Le nouveau document reprend pour l'essentiel les recommandations récemment formulées par le Haut Conseil de la santé publique concernant la vaccination des personnes immunodéprimées, mises en ligne le 24 avril 2013 et intégrées au calendrier vaccinal, et déjà reprises sur notre site. Mais il apporte également de nombreuses précisions bien utiles pour la pratique professionnelle. Ces éléments sont déjà intégrés (ou le seront très prochainement pour certains) au système expert du carnet de vaccination électronique de MesVaccins.net.

1. Vaccinations utilisant des vaccins non vivants

1.1. Vaccination contre la diphtérie, le tétanos, la poliomyélite et la coqueluche

Les réponses aux anatoxines tétaniques et diphtériques étant inférieures à celles de la population générale, la primovaccination est effectuée selon un schéma renforcé par 3 injections d'un vaccin combiné à M2, M3, M4 et rappel à 11 mois. Les rappels doivent être effectués tous les 10 ans.
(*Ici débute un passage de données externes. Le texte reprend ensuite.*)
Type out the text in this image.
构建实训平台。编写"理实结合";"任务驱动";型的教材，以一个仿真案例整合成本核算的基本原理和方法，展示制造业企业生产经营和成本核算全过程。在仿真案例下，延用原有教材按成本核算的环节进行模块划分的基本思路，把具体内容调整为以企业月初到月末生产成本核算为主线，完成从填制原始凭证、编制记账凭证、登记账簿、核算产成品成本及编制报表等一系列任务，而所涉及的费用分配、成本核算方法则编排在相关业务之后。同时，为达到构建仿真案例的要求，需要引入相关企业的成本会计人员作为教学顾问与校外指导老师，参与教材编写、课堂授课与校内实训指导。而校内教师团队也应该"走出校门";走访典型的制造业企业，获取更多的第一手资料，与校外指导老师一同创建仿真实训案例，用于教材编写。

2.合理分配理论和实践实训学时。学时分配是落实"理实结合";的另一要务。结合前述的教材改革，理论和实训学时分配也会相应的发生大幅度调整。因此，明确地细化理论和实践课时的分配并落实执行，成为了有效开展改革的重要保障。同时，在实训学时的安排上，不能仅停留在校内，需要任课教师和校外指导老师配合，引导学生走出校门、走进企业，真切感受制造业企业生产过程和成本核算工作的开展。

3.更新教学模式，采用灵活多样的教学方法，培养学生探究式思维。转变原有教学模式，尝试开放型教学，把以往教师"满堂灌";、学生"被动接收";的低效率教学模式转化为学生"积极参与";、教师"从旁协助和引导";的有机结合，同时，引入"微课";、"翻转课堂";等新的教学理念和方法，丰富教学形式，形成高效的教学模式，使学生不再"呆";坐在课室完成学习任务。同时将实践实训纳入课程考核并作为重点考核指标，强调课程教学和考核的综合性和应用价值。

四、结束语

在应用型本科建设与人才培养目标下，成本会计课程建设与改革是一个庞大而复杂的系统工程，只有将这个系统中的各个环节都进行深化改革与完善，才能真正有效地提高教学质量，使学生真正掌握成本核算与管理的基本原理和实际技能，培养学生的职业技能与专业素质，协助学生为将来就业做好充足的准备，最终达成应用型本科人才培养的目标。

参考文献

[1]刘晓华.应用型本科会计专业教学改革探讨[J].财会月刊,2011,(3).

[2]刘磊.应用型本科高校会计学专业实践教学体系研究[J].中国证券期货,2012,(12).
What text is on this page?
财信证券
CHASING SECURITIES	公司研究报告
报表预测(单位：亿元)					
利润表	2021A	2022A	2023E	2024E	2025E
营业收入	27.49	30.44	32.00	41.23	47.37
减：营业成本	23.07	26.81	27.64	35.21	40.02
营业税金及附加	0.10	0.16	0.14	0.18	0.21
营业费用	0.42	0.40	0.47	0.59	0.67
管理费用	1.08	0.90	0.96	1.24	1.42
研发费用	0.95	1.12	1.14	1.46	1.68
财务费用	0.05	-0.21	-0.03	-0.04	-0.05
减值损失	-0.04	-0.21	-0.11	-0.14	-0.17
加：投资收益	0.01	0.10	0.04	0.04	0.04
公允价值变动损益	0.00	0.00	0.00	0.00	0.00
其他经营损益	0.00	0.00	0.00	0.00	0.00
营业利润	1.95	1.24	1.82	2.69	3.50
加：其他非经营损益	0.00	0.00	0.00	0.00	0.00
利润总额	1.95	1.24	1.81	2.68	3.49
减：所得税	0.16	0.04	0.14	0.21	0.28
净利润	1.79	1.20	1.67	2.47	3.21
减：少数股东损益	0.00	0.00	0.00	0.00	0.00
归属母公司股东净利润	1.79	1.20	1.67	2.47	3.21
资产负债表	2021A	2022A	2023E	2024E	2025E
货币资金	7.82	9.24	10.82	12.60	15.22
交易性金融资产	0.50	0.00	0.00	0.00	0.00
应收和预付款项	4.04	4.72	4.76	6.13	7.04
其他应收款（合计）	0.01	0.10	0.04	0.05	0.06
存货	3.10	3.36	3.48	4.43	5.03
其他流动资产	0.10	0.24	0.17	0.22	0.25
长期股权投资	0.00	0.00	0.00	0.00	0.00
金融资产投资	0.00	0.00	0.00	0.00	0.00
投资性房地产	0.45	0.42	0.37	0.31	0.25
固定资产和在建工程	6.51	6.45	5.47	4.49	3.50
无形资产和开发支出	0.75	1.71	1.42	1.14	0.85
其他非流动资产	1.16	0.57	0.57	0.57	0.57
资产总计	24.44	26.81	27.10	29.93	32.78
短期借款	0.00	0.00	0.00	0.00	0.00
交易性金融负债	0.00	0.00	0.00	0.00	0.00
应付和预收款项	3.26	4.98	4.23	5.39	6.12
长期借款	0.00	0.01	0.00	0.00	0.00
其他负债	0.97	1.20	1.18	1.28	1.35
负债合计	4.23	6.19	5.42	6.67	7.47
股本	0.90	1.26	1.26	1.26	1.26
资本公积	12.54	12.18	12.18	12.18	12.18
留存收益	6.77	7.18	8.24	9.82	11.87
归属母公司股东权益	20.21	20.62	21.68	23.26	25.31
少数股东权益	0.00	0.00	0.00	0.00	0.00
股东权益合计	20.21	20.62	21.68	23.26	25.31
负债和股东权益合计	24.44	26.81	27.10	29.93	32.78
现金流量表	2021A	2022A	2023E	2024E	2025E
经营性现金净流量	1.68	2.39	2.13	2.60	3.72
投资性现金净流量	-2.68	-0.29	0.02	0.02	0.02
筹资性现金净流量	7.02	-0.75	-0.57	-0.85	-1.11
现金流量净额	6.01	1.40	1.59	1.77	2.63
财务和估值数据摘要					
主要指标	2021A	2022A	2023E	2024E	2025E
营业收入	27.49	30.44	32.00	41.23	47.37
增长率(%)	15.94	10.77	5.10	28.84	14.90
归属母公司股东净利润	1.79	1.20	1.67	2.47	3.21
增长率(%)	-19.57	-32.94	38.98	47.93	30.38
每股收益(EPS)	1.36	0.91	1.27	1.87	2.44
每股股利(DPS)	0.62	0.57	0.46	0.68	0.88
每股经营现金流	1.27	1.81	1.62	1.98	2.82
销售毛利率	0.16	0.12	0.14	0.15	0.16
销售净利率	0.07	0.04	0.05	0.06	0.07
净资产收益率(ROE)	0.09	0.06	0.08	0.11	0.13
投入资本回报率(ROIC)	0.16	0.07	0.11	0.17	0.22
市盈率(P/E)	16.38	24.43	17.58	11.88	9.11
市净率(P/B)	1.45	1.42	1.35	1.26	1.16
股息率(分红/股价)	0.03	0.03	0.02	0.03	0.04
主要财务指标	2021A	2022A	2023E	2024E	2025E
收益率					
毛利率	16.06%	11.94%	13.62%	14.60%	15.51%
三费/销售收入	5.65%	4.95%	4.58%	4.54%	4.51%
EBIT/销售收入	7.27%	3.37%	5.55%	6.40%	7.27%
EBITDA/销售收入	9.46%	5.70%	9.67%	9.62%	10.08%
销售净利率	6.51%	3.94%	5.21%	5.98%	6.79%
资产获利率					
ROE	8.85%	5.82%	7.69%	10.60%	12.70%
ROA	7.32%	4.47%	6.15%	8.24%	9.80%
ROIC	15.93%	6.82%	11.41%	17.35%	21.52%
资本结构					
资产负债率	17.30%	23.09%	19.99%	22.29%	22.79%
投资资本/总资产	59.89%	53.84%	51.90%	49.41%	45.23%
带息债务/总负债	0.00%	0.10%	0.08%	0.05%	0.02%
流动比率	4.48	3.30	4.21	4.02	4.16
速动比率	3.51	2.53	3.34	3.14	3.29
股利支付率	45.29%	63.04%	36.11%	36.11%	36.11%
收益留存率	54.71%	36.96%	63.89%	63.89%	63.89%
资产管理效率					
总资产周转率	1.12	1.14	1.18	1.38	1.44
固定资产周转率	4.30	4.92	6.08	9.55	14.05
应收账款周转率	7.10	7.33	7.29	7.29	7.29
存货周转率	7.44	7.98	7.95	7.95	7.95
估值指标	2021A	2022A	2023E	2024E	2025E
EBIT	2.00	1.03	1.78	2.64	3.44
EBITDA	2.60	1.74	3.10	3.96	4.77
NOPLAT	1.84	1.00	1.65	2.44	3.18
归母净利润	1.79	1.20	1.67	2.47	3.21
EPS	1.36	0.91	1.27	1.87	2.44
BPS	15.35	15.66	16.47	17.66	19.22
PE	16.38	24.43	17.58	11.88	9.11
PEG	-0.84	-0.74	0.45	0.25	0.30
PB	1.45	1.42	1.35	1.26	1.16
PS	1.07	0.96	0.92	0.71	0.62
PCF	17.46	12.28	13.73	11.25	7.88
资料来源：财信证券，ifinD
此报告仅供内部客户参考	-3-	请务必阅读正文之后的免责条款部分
1.2. Vaccination contre l'hépatite B

Comme dans la population générale, cette vaccination est recommandée pour tous les enfants infectés par le VIH. La vaccination contre l'hépatite B est recommandée également chez toutes les personnes adultes infectées par le VIH sans marqueur sérologique d'infection par le virus de l'hépatite B (antigène HBs, anticorps anti-HBs et anti-HBc négatifs). La réponse au schéma vaccinal standard (trois doses intramusculaires) étant inférieure à celle de la population non infectée par le VIH, un schéma vaccinal renforcé (quatre doubles doses, soit 40 µg par dose) administrées à J0, M1, M2 et M6) est recommandé chez l'adulte, en particulier chez les patients ayant des facteurs de mauvaise réponse (sexe masculin, âge > 40 ans, fumeurs, charge virale VIH détectable).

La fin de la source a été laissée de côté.